El dólar: el principio del fin de su hegemonía
Por: Luis Ma. Ruiz Pou
Desde su nacimiento en 1792, mediante la Coinage Act, el dólar estadounidense ha sido mucho más que una moneda: ha sido un instrumento de poder. Su consagración llegó tras los Acuerdos de Bretton Woods, cuando Estados Unidos, con la mayor reserva de oro del planeta y una economía fortalecida tras la guerra, impuso su divisa como eje del sistema financiero internacional.
Pero ese dominio no fue eterno ni inmutable. Durante las décadas de 1950 y 1960, Washington comenzó a emitir grandes cantidades de dólares para financiar su expansión global y conflictos como la Guerra de Vietnam. Fue entonces cuando el presidente francés, Charles de Gaulle, lanzó una advertencia que hoy resuena con fuerza: Estados Unidos disfrutaba de un “privilegio exorbitante”, al poder adquirir bienes y recursos globales simplemente imprimiendo su moneda. La reacción francesa —convertir dólares en oro— dejó al descubierto una verdad incómoda: había más papel que respaldo real.
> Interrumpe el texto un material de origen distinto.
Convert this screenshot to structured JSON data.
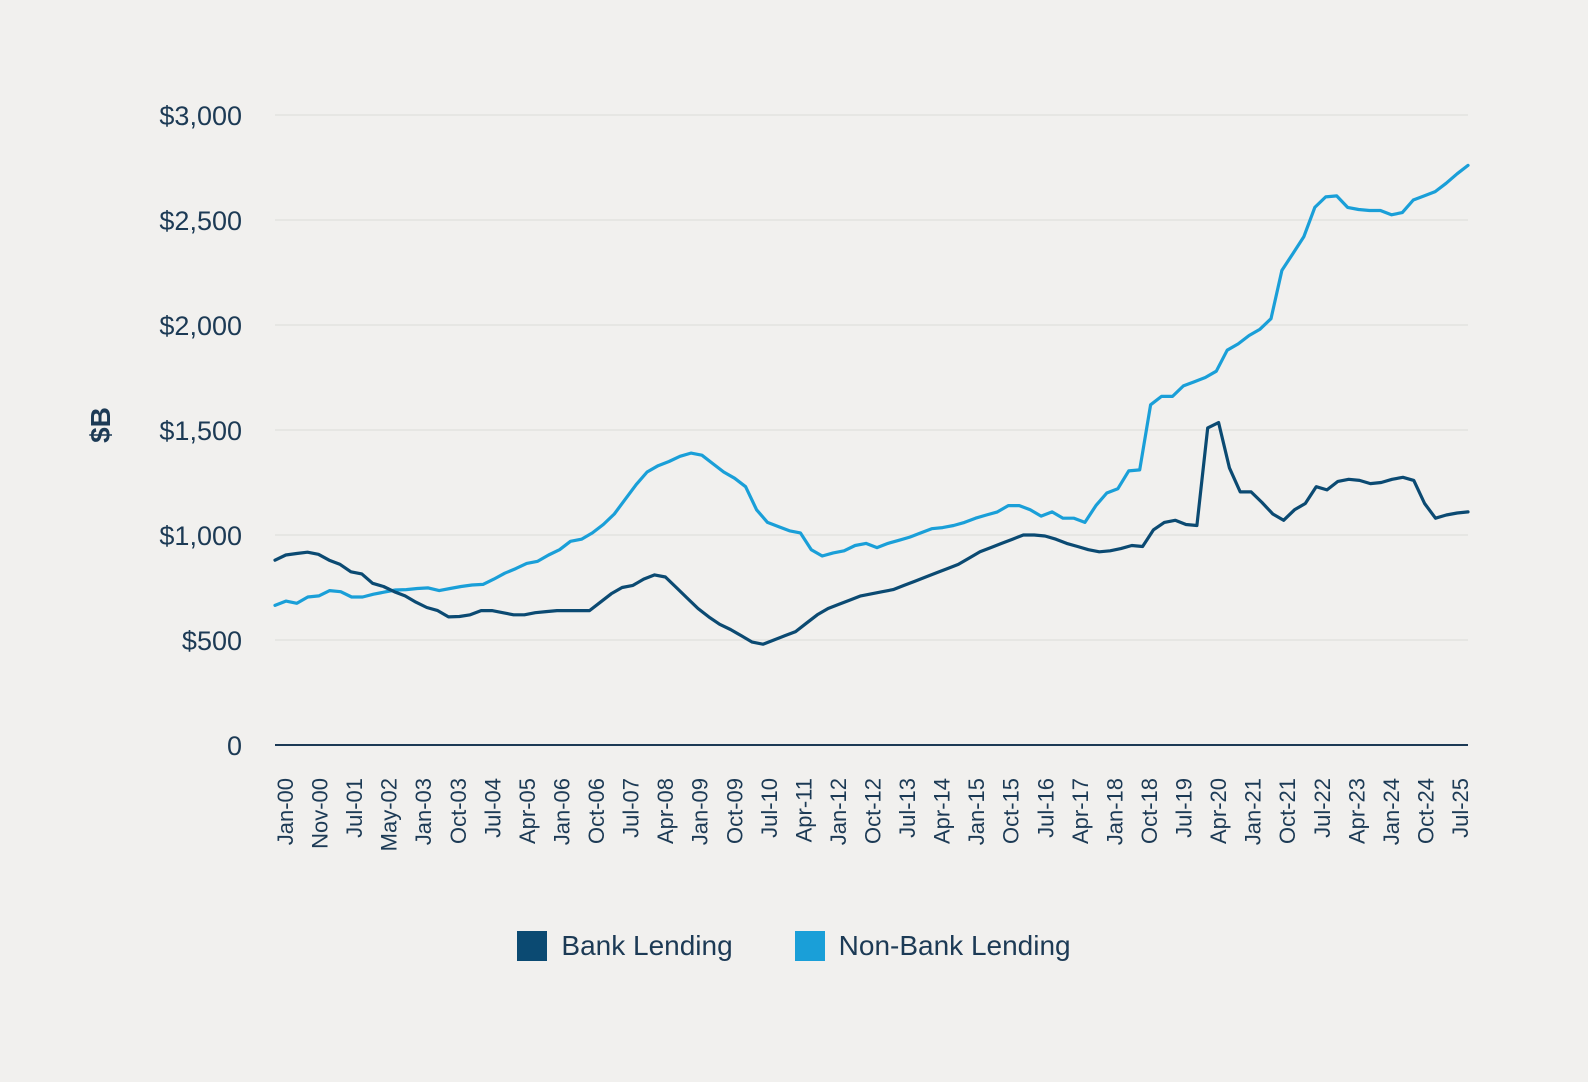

El desenlace llegó en 1971, cuando Richard Nixon rompió unilateralmente el vínculo entre el dólar y el oro. Lejos de significar su caída, este hecho dio paso a una nueva arquitectura: el petrodólar. Bajo la influencia de Henry Kissinger, y en medio de la crisis petrolera impulsada por la OPEP, Estados Unidos aseguró que el petróleo —recurso vital de la economía mundial— se comercializara exclusivamente en dólares, con el respaldo de Arabia Saudita. Así, el mundo quedó atado a la moneda estadounidense.
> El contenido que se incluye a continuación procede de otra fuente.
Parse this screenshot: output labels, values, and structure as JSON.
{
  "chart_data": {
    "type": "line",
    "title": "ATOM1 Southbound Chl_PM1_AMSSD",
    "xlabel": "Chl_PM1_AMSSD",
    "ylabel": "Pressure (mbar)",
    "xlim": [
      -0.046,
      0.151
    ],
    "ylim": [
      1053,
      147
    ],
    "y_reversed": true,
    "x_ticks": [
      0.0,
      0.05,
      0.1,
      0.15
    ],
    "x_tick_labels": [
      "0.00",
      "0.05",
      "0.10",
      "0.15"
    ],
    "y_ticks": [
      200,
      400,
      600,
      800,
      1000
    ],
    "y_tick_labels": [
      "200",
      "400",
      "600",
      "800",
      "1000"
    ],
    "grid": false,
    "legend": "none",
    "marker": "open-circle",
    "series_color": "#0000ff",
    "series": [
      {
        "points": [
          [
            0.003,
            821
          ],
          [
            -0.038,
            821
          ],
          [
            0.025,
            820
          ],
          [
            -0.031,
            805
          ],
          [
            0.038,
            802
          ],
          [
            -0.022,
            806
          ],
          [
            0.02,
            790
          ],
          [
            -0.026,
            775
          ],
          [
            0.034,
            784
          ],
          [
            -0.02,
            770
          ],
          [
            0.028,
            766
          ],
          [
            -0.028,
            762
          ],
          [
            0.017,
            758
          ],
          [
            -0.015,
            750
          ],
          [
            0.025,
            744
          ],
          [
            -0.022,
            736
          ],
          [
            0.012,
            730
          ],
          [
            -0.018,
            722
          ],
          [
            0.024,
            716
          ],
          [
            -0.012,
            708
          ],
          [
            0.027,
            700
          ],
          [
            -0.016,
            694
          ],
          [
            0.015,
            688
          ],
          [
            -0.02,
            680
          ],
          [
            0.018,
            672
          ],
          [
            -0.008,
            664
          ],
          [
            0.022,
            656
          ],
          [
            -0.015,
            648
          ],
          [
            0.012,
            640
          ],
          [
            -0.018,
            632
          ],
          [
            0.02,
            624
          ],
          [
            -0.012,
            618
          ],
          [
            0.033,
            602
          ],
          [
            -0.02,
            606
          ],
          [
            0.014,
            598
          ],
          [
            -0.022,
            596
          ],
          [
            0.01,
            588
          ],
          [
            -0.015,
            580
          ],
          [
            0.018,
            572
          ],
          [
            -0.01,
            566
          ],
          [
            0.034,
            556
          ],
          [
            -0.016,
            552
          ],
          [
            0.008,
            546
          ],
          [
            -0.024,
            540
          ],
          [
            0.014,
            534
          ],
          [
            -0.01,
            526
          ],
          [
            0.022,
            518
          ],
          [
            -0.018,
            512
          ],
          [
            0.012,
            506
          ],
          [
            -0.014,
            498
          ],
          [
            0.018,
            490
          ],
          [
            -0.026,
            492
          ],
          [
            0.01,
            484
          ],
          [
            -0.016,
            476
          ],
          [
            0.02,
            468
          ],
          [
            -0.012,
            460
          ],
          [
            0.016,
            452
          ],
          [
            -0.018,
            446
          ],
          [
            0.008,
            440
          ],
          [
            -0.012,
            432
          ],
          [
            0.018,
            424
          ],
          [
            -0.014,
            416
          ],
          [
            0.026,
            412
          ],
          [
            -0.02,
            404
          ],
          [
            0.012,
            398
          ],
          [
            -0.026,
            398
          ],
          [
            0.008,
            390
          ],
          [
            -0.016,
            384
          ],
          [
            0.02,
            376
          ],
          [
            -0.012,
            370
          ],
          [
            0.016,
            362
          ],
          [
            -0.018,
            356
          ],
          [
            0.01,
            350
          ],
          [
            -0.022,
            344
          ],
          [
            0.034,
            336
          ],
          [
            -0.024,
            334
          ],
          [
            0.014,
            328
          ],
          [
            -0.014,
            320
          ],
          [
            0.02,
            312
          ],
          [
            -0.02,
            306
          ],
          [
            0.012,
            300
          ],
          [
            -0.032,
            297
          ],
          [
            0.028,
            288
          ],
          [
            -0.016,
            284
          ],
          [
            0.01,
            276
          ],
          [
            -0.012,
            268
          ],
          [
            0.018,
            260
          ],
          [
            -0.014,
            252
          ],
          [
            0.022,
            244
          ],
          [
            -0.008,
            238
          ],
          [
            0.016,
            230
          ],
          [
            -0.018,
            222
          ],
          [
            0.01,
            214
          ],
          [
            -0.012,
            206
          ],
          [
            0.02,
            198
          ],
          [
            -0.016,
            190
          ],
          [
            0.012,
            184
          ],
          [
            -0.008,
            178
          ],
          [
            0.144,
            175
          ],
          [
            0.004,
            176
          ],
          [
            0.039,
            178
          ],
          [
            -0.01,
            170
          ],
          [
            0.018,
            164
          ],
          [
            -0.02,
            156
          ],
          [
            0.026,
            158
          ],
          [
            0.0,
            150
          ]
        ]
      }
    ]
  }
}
Durante décadas, este sistema garantizó la supremacía del dólar. Sin embargo, toda hegemonía contiene su propia fragilidad. Hoy, esa fragilidad comienza a hacerse visible. El uso del dólar como herramienta de presión geopolítica, el crecimiento desbordado de la deuda estadounidense y la persistente inestabilidad financiera han erosionado la confianza global. No es un colapso inmediato, pero sí un desgaste progresivo.
Los datos son elocuentes: de representar cerca del 72% de las reservas mundiales en 2001, el dólar ha descendido a aproximadamente un 57%. Paralelamente, los bancos centrales aumentan sus reservas de oro, mientras potencias emergentes reducen su dependencia de los bonos del Tesoro estadounidense y exploran mecanismos alternativos de comercio.
Más aún, comienza a perfilarse un cambio estructural: la posible creación de nuevos sistemas de pagos internacionales que desafíen la supremacía del dólar. Este movimiento, aún incipiente, responde a una realidad innegable: la confianza, base de toda moneda, ya no es absoluta.
Lo que está en juego no es solo el futuro del dólar, sino el rediseño del poder económico global. El mundo avanza, lenta pero firmemente, hacia un esquema más multipolar, donde ninguna moneda tenga el control absoluto.
La historia demuestra que ningún dominio es eterno. Y hoy, más que nunca, el dólar parece enfrentarse no a un colapso súbito, sino al inicio de un declive anunciado.
La evidencia apunta a tres conclusiones incómodas.
Primero, el dominio del dólar nunca fue puramente económico: siempre estuvo sostenido por poder político y militar. Segundo, ese poder hoy enfrenta límites claros en un mundo cada vez más fragmentado. Y tercero, la pérdida de confianza —aunque gradual— es el principio de cualquier transformación monetaria profunda.
No se trata de anunciar el colapso inmediato del dólar, sino de reconocer que su supremacía ya no es incuestionable. El sistema que lo sostuvo durante más de medio siglo muestra signos de fatiga, mientras nuevas alternativas comienzan a tomar forma.
La historia económica es implacable: ninguna hegemonía es permanente. Y cuando la confianza se erosiona, incluso las monedas más poderosas empiezan a perder su magia.